9.26.2012

The Essence of Marriage

I have been reading Timothy Keller's book The Meaning of Marriage lately and it really has me thinking about relationships in the world today - especially mine and Andrews. In chapter three of the book, The Essence of Marriage, Keller talks about how back in the day there was the bride price. A prospective husband would go to a woman's father and offer him a sum depending on certain factors such as the woman's beauty and the size of her inheritance. We read about this and think to ourselves how awful that sounds and how glad we are that we don't have to worry about that today. Keller points out though that if you stop and think about it, we still do this to one another today in a way. As we continue on with our every day life we look at people and think, "She's in the market" and "He got a bad deal there" and "How did she ever fall for that guy?" These comments are us sizing others up to their assets and deficits, and in the end we want to marry the person because they bring a lot to the table for us. Keller says, "It is almost impossible not to think in terms of how much I am putting into the marriage and how much my spouse is putting in. And if we are getting out of the relationship as much (or a bit more, we secretly hope) than we put in, then we are happy."
Keller goes on to say in chapter three though that over time we see our spouse's flaws more and more and find that we aren't getting as much out of the marriage as we had hoped for. We start to think to ourselves that if my spouse isn't being the spouse they ought to be, I won't put in the efforts to be the spouse I used to be. "He's not doing this like he used to. So why, then, should I do that? If I'm not getting the same value, I don't need to put as much into this." You tell yourself that this is only fair. You justify your withdrawal of the relationship in your mind. Keller says, "The less you feel love, and the less you act loving, the less you feel loving, and so both of you spiral down and down." 
Keller points out that if you have a child you find that the Biblical pattern of love is forced on you. Your child is the neediest human you have ever met and you make numerous sacrifices in your life to raise this child. For a very long time your child can give you nothing in return, and even though the child can eventually give you love and respect, they can never give you anything like you have given them. But whether or not they are giving to you, you give to them. "After spending eighteen years with your child, even if they are an unattractive person to everyone else, you can't help but love them dearly because you've been forced to operate on the Biblical pattern. You had to do the actions of love regardless of your feelings and therefore now you have deep feelings of love for your child, however loveable they are or not" says Keller.
That is why many marriages fall apart after children leave home. Because while parents treated their relationship with their kids as a covenant relationship- performing actions of love until their feelings strengthened- they treated their marriages as a consumer relationship and withdrew their actions of love when they weren't having the feelings.

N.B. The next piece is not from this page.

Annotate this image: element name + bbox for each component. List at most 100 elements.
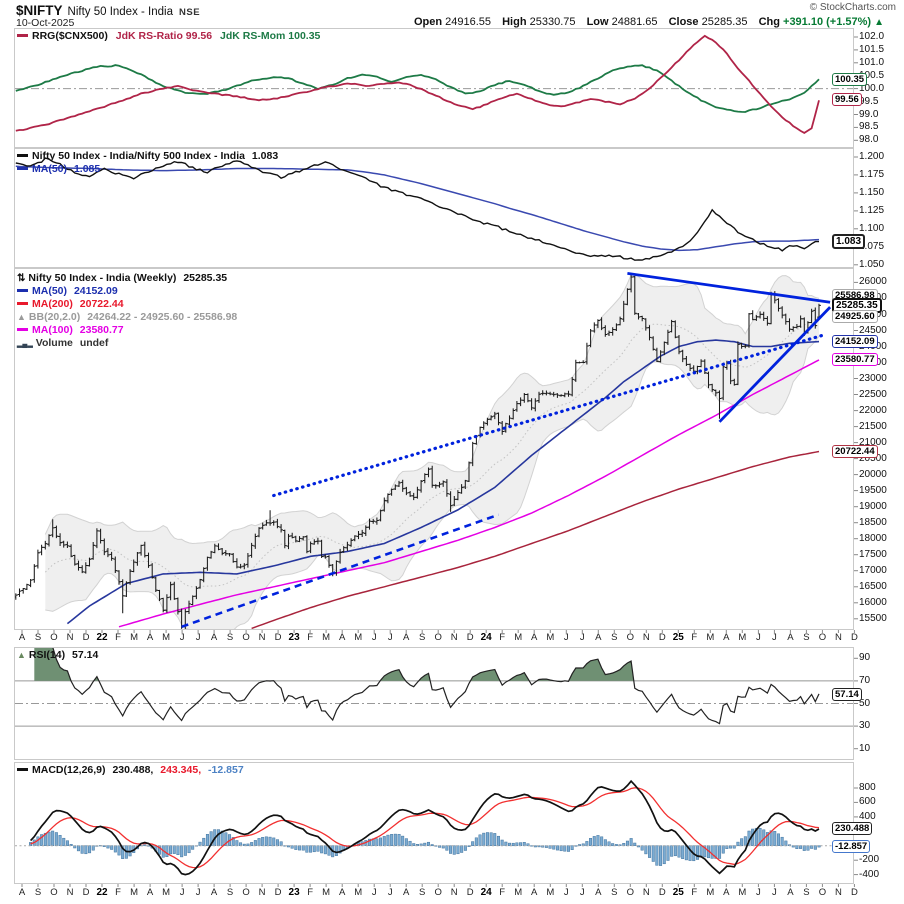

And here comes my favorite part of the chapter:

Keller says:
Many people say, "I'm sorry, I can't give love if I don't feel it! I can't fake it. That's too mechanical for me." I can understand that reaction, but Paul doesn't simply call us to a naked action; he also commands us to think as we act. "Husbands, love your wives just as Christ loved the church and gave himself up for her." 
This means we must say to ourselves something like this: "Well, when Jesus looked down from the cross, he didn't think, 'I am giving myself to you because you are so attractive to me.' No, he was in agony, and he looked down at us- denying him, abandoning him, and betraying him - and in the greatest act of love in history, he STAYED. He said, 'Father, forgive them, they don't know what they are doing.' He loved us, not because we were lovely to him, but to make us lovely. That is why I am going to love my spouse." Speak to your heart like that, and then fulfill the promises you made on your wedding day. 

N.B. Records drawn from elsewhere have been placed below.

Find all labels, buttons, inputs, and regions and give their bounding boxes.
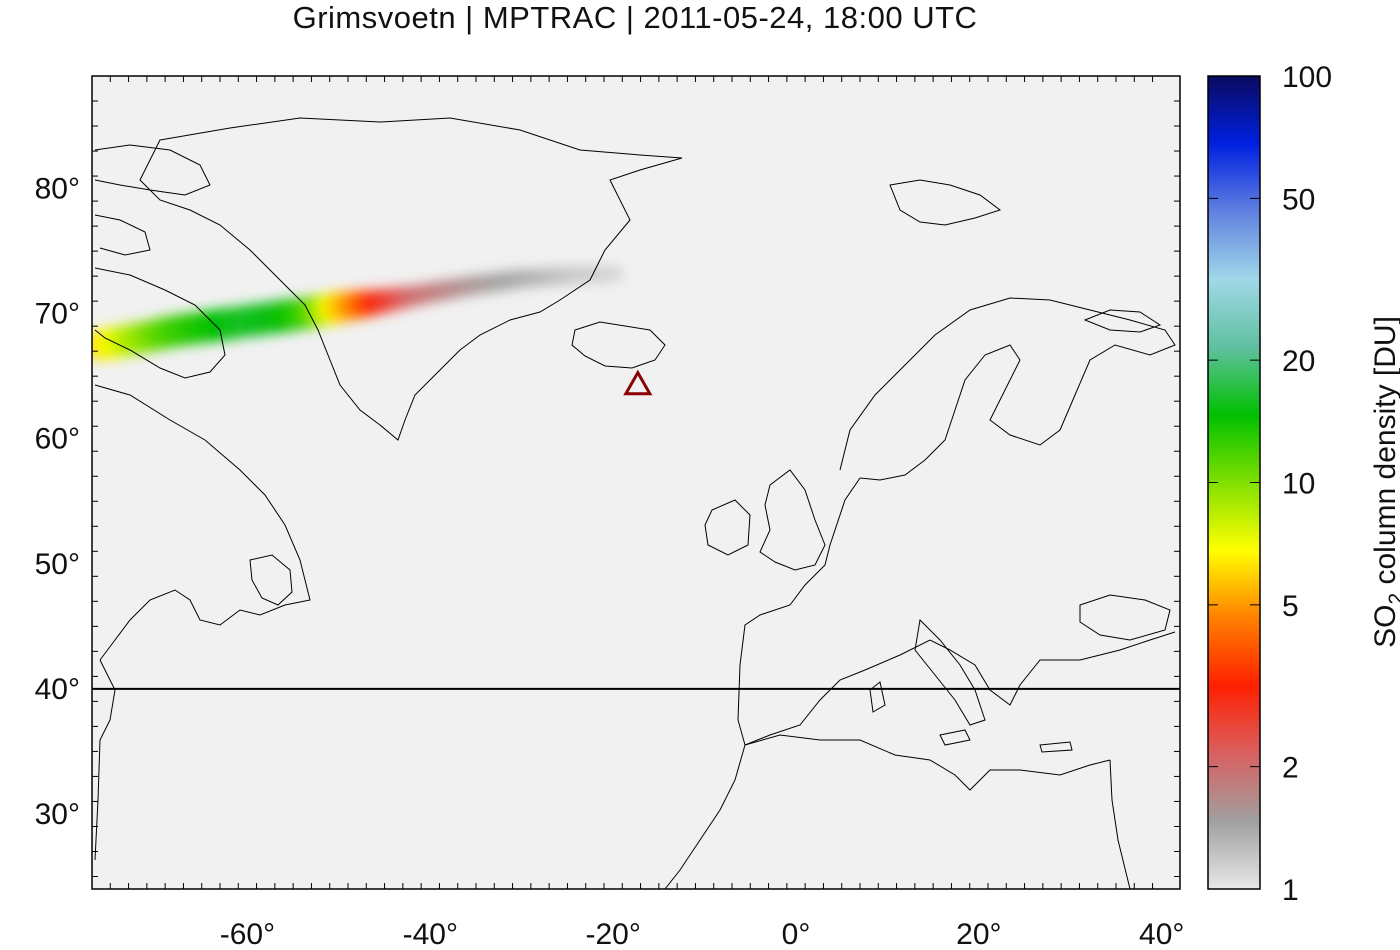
map-background (92, 76, 1180, 889)
x-tick-label: -20° (585, 918, 640, 950)
coastline-novaya-zemlya (1083, 309, 1162, 333)
y-axis: 30° 40° 50° 60° 70° 80° (35, 100, 1180, 877)
colorbar-tick-label: 2 (1282, 752, 1299, 785)
x-tick-label: -60° (220, 918, 275, 950)
coastline-europe-west (737, 477, 1176, 746)
map-content (92, 117, 1180, 889)
coastline-greenland (139, 117, 683, 441)
y-tick-label: 70° (35, 298, 80, 331)
coastline-black-sea (1079, 594, 1171, 641)
coastline-scandinavia (839, 297, 1176, 481)
y-tick-label: 50° (35, 548, 80, 581)
colorbar-tick-label: 20 (1282, 345, 1315, 378)
y-tick-label: 80° (35, 173, 80, 206)
y-tick-label: 30° (35, 798, 80, 831)
colorbar-tick-label: 10 (1282, 468, 1315, 501)
plot-title: Grimsvoetn | MPTRAC | 2011-05-24, 18:00 … (292, 0, 978, 35)
coastline-baffin (94, 267, 226, 379)
colorbar-label: SO2 column density [DU] (1369, 316, 1400, 648)
coastline-british-isles (759, 469, 826, 571)
map-frame (91, 75, 1181, 890)
coastline-east-us (94, 659, 116, 861)
coastline-italy (914, 618, 986, 726)
coastline-mediterranean-islands (869, 681, 1073, 753)
plume-cell (606, 265, 624, 283)
coastline-ireland (704, 499, 751, 556)
coastline-north-africa (664, 734, 1131, 889)
coastline-svalbard (889, 179, 1002, 226)
y-tick-label: 60° (35, 423, 80, 456)
coastline-newfoundland (249, 554, 293, 606)
coastline-iceland (571, 321, 666, 369)
x-tick-label: 20° (956, 918, 1001, 950)
coastline-labrador (94, 384, 311, 661)
y-tick-label: 40° (35, 673, 80, 706)
volcano-marker-triangle (623, 369, 653, 396)
x-tick-label: 40° (1139, 918, 1184, 950)
coastlines (94, 117, 1176, 889)
colorbar-ticks: 1 2 5 10 20 50 100 (1208, 61, 1332, 907)
colorbar-tick-label: 5 (1282, 590, 1299, 623)
x-tick-label: -40° (403, 918, 458, 950)
so2-plume (92, 265, 624, 361)
coastline-ellesmere (94, 144, 211, 196)
colorbar-tick-label: 100 (1282, 61, 1332, 94)
coastline-arctic-islands (94, 214, 151, 256)
x-axis: -60° -40° -20° 0° 20° 40° (109, 76, 1184, 950)
colorbar-tick-label: 50 (1282, 183, 1315, 216)
x-tick-label: 0° (782, 918, 811, 950)
colorbar-tick-label: 1 (1282, 874, 1299, 907)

What a powerful reminder of how to love our spouse and others. We shouldn't love our spouse because it feels good at the time, because everything is fine and dandy and going the way you want it to. No, we should love our spouse because we want to help make them lovely by showing them the love of Christ. I can only pray that the Lord continues to work in my life and help me to love Andrew in this way.

If you haven't checked out Timothy Keller's book The Meaning of Marriage I suggest you do. It has been such a good read so far and a great help in thinking through marriage and relationships.